🌻 BAB 4

98 31 3
                                    

“Terkadang, kita terlalu banyak berkorban untuk orang lain, sampai lupa untuk melindungi diri sendiri”


🏴‍☠️


Dengan langkah pelan dan dada yang masih terasa sesak, aku memasuki kamarku. Kamar sederhana bernuansa abu-abu, tidak banyak pernak-pernik di dalamnya. Hanya ada tempat tidur, lemari pakaian, meja belajar, serta meja riasku. Pianoku, sudah lama ayah jual untuk membayar hutang. Kala itu, aku begitu sedih saat ayah menjualnya secara diam-diam tanpa sepengetahuanku. Padahal di piano itu banyak sekali kenangan bersama ibu.

Sambil rebahan di kasur, jaket kulit yang sedari tadi terpasang di tubuhku, aku lepaskan dengan kasar. Baru saja ingin ku lemparkan ke sembarang arah, tapi aku teringat di dalam jaket itu ada satu benda yang cukup berharga, yaitu ponselku.

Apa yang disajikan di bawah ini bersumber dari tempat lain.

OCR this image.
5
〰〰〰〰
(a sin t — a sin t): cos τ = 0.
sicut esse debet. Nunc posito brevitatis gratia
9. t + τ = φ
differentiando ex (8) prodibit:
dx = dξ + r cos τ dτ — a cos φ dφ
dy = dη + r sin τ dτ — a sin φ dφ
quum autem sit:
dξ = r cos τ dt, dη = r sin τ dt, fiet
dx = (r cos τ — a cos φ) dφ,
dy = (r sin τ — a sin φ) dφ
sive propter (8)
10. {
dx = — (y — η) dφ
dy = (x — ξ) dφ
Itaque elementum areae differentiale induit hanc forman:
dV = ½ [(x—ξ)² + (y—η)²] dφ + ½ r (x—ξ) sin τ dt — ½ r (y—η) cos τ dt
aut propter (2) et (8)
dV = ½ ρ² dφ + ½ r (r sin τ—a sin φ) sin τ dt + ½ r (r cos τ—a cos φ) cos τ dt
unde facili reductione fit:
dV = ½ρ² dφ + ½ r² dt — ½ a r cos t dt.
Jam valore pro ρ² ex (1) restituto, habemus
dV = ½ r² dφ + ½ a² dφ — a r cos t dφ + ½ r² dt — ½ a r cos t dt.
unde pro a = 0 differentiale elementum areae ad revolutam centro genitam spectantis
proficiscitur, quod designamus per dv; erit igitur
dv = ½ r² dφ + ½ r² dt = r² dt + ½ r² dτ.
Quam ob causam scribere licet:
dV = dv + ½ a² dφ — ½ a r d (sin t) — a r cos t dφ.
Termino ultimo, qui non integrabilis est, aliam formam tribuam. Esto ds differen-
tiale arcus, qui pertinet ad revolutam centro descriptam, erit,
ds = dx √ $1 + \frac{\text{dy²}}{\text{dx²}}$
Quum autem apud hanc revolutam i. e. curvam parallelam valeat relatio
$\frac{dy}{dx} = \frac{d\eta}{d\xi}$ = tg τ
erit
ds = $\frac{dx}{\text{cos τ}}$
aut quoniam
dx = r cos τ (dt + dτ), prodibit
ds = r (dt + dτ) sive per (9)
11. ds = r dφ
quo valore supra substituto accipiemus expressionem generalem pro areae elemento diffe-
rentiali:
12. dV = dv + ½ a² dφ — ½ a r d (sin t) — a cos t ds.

Aku segera bangkit untuk mengambil ponselku, beberapa kali tanganku merogoh saku di dalam jaket itu, tapi benda itu tidak ada di dalamnya. Tanpa pikir panjang, aku hempas-hempaskan jaket itu berulang kali. Tapi, ponselku benar-benar tidak ada.

"Pakek hilang segala lagi tuh ponsel, nambahin beban hidup gue aja.”

Jaket yang ku hempaskan tadi, segera ku pasangkan lagi ke tubuhku. Dengan langkah lebar, aku berjalan menuju rumah Juno yang berada tepat di sebelah rumahku.

Pucuk di cinta, Juno pun tiba. Tidak perlu susah-susah aku meneriakinya, laki-laki itu sudah dengan santainya menyeruput secangkir kopi sambil duduk santai di kursi rotan di teras rumahnya.

Dengan tergesa-gesa aku langsung meraih tangan Juno yang tidak memegang gelas kopi. "Jun, buruan temenin gue!"

Juno yang belum siap dan tampak terkejut hampir saja menumpahkan gelas kopinya. "Eh, si anying. Mane teh kenapa Leo buru-buru amat?" ucap Juno kesal.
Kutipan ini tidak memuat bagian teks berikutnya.